The Angling Trust, representing the estimated one 1 million sea anglers in England, has written to the Communities and Local Government Secretary, Eric Pickles, raising anglers’ concerns that sea angling could suffer as a result of the recently announced cuts and calling on him to ensure that the funding arrangements for IFCAs ensure that they are able to carry out all their functions.

Only £3 million of ‘new burden’ funding has been allocated to alleviate the costs of the extra duties – such as conservation – that will be taken on by IFCAs when they replace the local Sea Fisheries Committees. The initial estimate of new burden funding needed for IFCAs was over £7 million and it had been expected that £5 million would be made available.

In addition to the lack of funding, the Government’s localism agenda and the Public Spending Review means that the £3 million available is unable to be ring-fenced and can effectively be used for any service a local authority chooses. Even if the funding is passed on to IFCAs sea anglers fear it will be insufficient for the new authorities to deliver their functions in full.

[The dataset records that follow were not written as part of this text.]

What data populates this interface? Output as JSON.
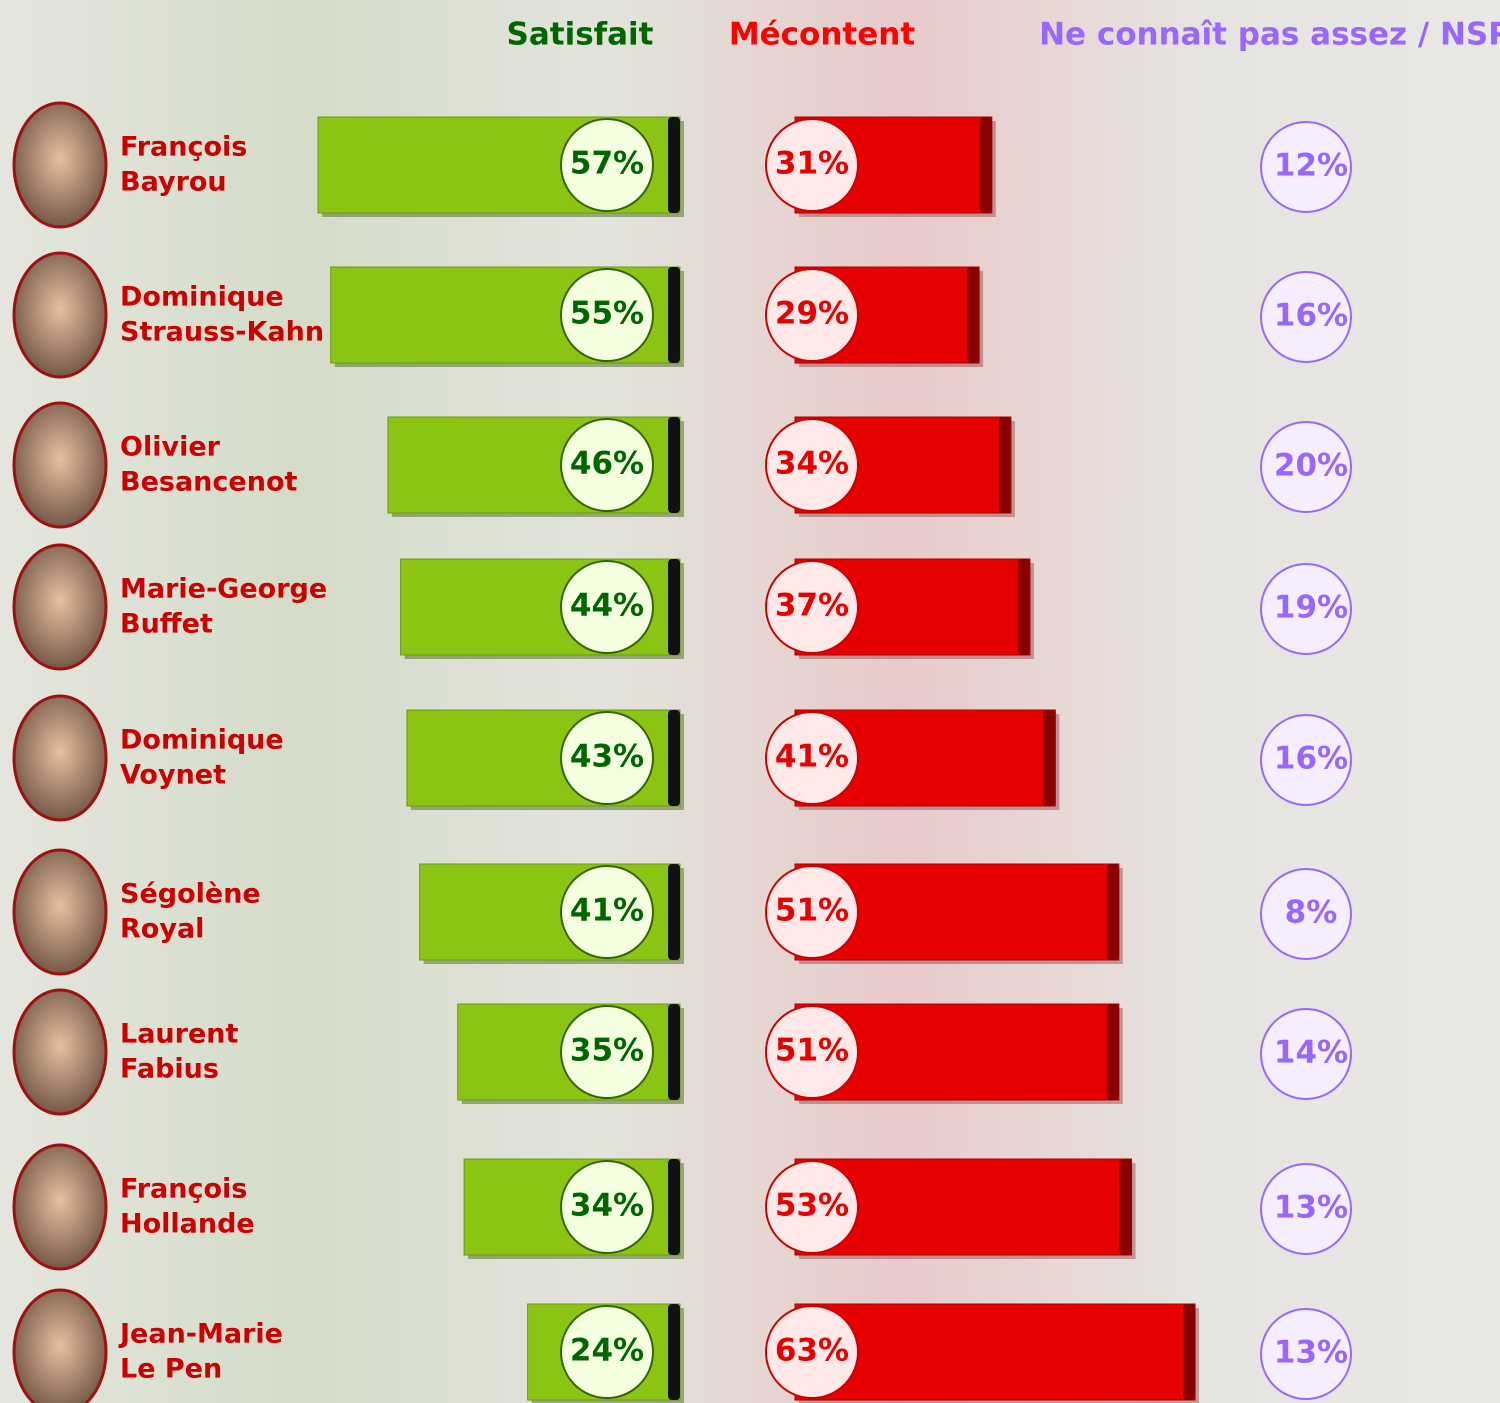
{
  "chart_data": {
    "type": "bar",
    "categories": [
      [
        "François",
        "Bayrou"
      ],
      [
        "Dominique",
        "Strauss-Kahn"
      ],
      [
        "Olivier",
        "Besancenot"
      ],
      [
        "Marie-George",
        "Buffet"
      ],
      [
        "Dominique",
        "Voynet"
      ],
      [
        "Ségolène",
        "Royal"
      ],
      [
        "Laurent",
        "Fabius"
      ],
      [
        "François",
        "Hollande"
      ],
      [
        "Jean-Marie",
        "Le Pen"
      ]
    ],
    "series": [
      {
        "name": "Satisfait",
        "color": "#8cc414",
        "values": [
          57,
          55,
          46,
          44,
          43,
          41,
          35,
          34,
          24
        ],
        "value_labels": [
          "57%",
          "55%",
          "46%",
          "44%",
          "43%",
          "41%",
          "35%",
          "34%",
          "24%"
        ]
      },
      {
        "name": "Mécontent",
        "color": "#e60000",
        "values": [
          31,
          29,
          34,
          37,
          41,
          51,
          51,
          53,
          63
        ],
        "value_labels": [
          "31%",
          "29%",
          "34%",
          "37%",
          "41%",
          "51%",
          "51%",
          "53%",
          "63%"
        ]
      },
      {
        "name": "Ne connaît pas assez / NSP",
        "color": "#9966ff",
        "values": [
          12,
          16,
          20,
          19,
          16,
          8,
          14,
          13,
          13
        ],
        "value_labels": [
          "12%",
          "16%",
          "20%",
          "19%",
          "16%",
          "8%",
          "14%",
          "13%",
          "13%"
        ]
      }
    ]
  }
}
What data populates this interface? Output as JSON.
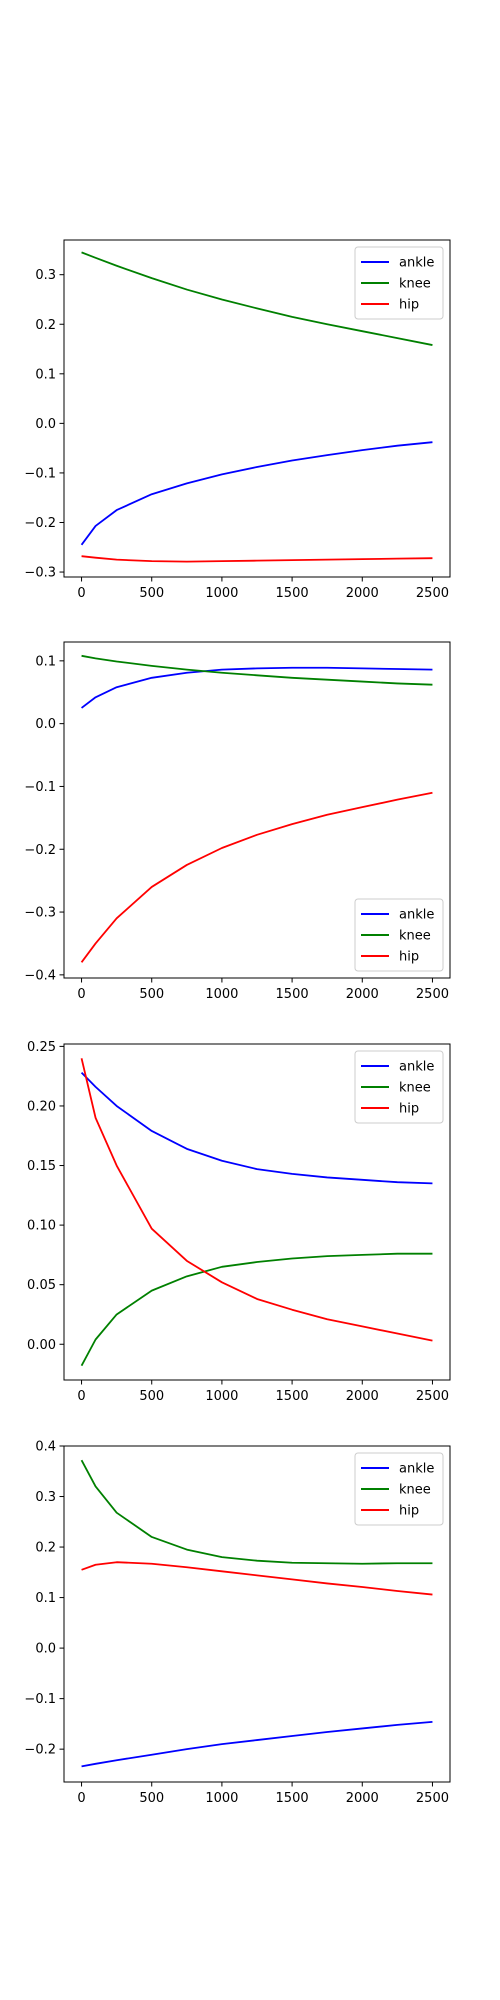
{
  "chart_data": [
    {
      "type": "line",
      "xlim": [
        -125,
        2625
      ],
      "ylim": [
        -0.31,
        0.37
      ],
      "xticks": [
        0,
        500,
        1000,
        1500,
        2000,
        2500
      ],
      "xtick_labels": [
        "0",
        "500",
        "1000",
        "1500",
        "2000",
        "2500"
      ],
      "yticks": [
        -0.3,
        -0.2,
        -0.1,
        0.0,
        0.1,
        0.2,
        0.3
      ],
      "ytick_labels": [
        "−0.3",
        "−0.2",
        "−0.1",
        "0.0",
        "0.1",
        "0.2",
        "0.3"
      ],
      "legend_position": "top-right",
      "grid": false,
      "x": [
        0,
        100,
        250,
        500,
        750,
        1000,
        1250,
        1500,
        1750,
        2000,
        2250,
        2500
      ],
      "series": [
        {
          "name": "ankle",
          "color": "#0000ff",
          "values": [
            -0.245,
            -0.207,
            -0.175,
            -0.143,
            -0.121,
            -0.103,
            -0.088,
            -0.075,
            -0.064,
            -0.054,
            -0.045,
            -0.038
          ]
        },
        {
          "name": "knee",
          "color": "#008000",
          "values": [
            0.345,
            0.334,
            0.318,
            0.293,
            0.27,
            0.25,
            0.232,
            0.215,
            0.2,
            0.186,
            0.172,
            0.158
          ]
        },
        {
          "name": "hip",
          "color": "#ff0000",
          "values": [
            -0.268,
            -0.271,
            -0.275,
            -0.278,
            -0.279,
            -0.278,
            -0.277,
            -0.276,
            -0.275,
            -0.274,
            -0.273,
            -0.272
          ]
        }
      ]
    },
    {
      "type": "line",
      "xlim": [
        -125,
        2625
      ],
      "ylim": [
        -0.405,
        0.13
      ],
      "xticks": [
        0,
        500,
        1000,
        1500,
        2000,
        2500
      ],
      "xtick_labels": [
        "0",
        "500",
        "1000",
        "1500",
        "2000",
        "2500"
      ],
      "yticks": [
        -0.4,
        -0.3,
        -0.2,
        -0.1,
        0.0,
        0.1
      ],
      "ytick_labels": [
        "−0.4",
        "−0.3",
        "−0.2",
        "−0.1",
        "0.0",
        "0.1"
      ],
      "legend_position": "bottom-right",
      "grid": false,
      "x": [
        0,
        100,
        250,
        500,
        750,
        1000,
        1250,
        1500,
        1750,
        2000,
        2250,
        2500
      ],
      "series": [
        {
          "name": "ankle",
          "color": "#0000ff",
          "values": [
            0.025,
            0.042,
            0.058,
            0.073,
            0.081,
            0.086,
            0.088,
            0.089,
            0.089,
            0.088,
            0.087,
            0.086
          ]
        },
        {
          "name": "knee",
          "color": "#008000",
          "values": [
            0.108,
            0.104,
            0.099,
            0.092,
            0.086,
            0.081,
            0.077,
            0.073,
            0.07,
            0.067,
            0.064,
            0.062
          ]
        },
        {
          "name": "hip",
          "color": "#ff0000",
          "values": [
            -0.38,
            -0.35,
            -0.31,
            -0.26,
            -0.225,
            -0.198,
            -0.177,
            -0.16,
            -0.145,
            -0.133,
            -0.121,
            -0.11
          ]
        }
      ]
    },
    {
      "type": "line",
      "xlim": [
        -125,
        2625
      ],
      "ylim": [
        -0.03,
        0.252
      ],
      "xticks": [
        0,
        500,
        1000,
        1500,
        2000,
        2500
      ],
      "xtick_labels": [
        "0",
        "500",
        "1000",
        "1500",
        "2000",
        "2500"
      ],
      "yticks": [
        0.0,
        0.05,
        0.1,
        0.15,
        0.2,
        0.25
      ],
      "ytick_labels": [
        "0.00",
        "0.05",
        "0.10",
        "0.15",
        "0.20",
        "0.25"
      ],
      "legend_position": "top-right",
      "grid": false,
      "x": [
        0,
        100,
        250,
        500,
        750,
        1000,
        1250,
        1500,
        1750,
        2000,
        2250,
        2500
      ],
      "series": [
        {
          "name": "ankle",
          "color": "#0000ff",
          "values": [
            0.228,
            0.216,
            0.2,
            0.179,
            0.164,
            0.154,
            0.147,
            0.143,
            0.14,
            0.138,
            0.136,
            0.135
          ]
        },
        {
          "name": "knee",
          "color": "#008000",
          "values": [
            -0.018,
            0.004,
            0.025,
            0.045,
            0.057,
            0.065,
            0.069,
            0.072,
            0.074,
            0.075,
            0.076,
            0.076
          ]
        },
        {
          "name": "hip",
          "color": "#ff0000",
          "values": [
            0.24,
            0.19,
            0.15,
            0.097,
            0.07,
            0.052,
            0.038,
            0.029,
            0.021,
            0.015,
            0.009,
            0.003
          ]
        }
      ]
    },
    {
      "type": "line",
      "xlim": [
        -125,
        2625
      ],
      "ylim": [
        -0.265,
        0.4
      ],
      "xticks": [
        0,
        500,
        1000,
        1500,
        2000,
        2500
      ],
      "xtick_labels": [
        "0",
        "500",
        "1000",
        "1500",
        "2000",
        "2500"
      ],
      "yticks": [
        -0.2,
        -0.1,
        0.0,
        0.1,
        0.2,
        0.3,
        0.4
      ],
      "ytick_labels": [
        "−0.2",
        "−0.1",
        "0.0",
        "0.1",
        "0.2",
        "0.3",
        "0.4"
      ],
      "legend_position": "top-right",
      "grid": false,
      "x": [
        0,
        100,
        250,
        500,
        750,
        1000,
        1250,
        1500,
        1750,
        2000,
        2250,
        2500
      ],
      "series": [
        {
          "name": "ankle",
          "color": "#0000ff",
          "values": [
            -0.234,
            -0.229,
            -0.222,
            -0.211,
            -0.2,
            -0.19,
            -0.182,
            -0.174,
            -0.166,
            -0.159,
            -0.152,
            -0.146
          ]
        },
        {
          "name": "knee",
          "color": "#008000",
          "values": [
            0.372,
            0.32,
            0.268,
            0.22,
            0.195,
            0.18,
            0.173,
            0.169,
            0.168,
            0.167,
            0.168,
            0.168
          ]
        },
        {
          "name": "hip",
          "color": "#ff0000",
          "values": [
            0.155,
            0.165,
            0.17,
            0.167,
            0.16,
            0.152,
            0.144,
            0.136,
            0.128,
            0.121,
            0.113,
            0.106
          ]
        }
      ]
    }
  ]
}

The Angling Trust has alerted Mr Pickles to the fact that the annual spend of recreational sea anglers in England and Wales is approximately £640million and that the income the sector generates for local coastal communities could increase significantly if fish stocks were allowed to recover through conservation measures and effective enforcement of regulations.

David Mitchell, the Angling Trust’s Marine Environmental Campaigns Manager said, “The conservation functions of IFCAs offer an opportunity for local fisheries management measures to benefit recreational sea angling and the wider public interest. This can only be achieved if the IFCAs have the funds to pay for these to be enforced. Cuts to funding and pressure on local authorities to provide other services will only benefit those with commercial fishing interests who see conservation measures as unnecessary and over restrictive – this is unacceptable for England’s sea anglers and the 19,000 people whose jobs depend on the industry. We have asked the Communities and Local Government Secretary to ensure that funding arrangements to local authorities allow for IFCAs to carry out conservation and enforcement measures that will benefit sea angling and the marine environment as a whole”.

Shadow IFCAs have already been established and will take over full responsibilities from the Sea Fisheries Committees in April 2011.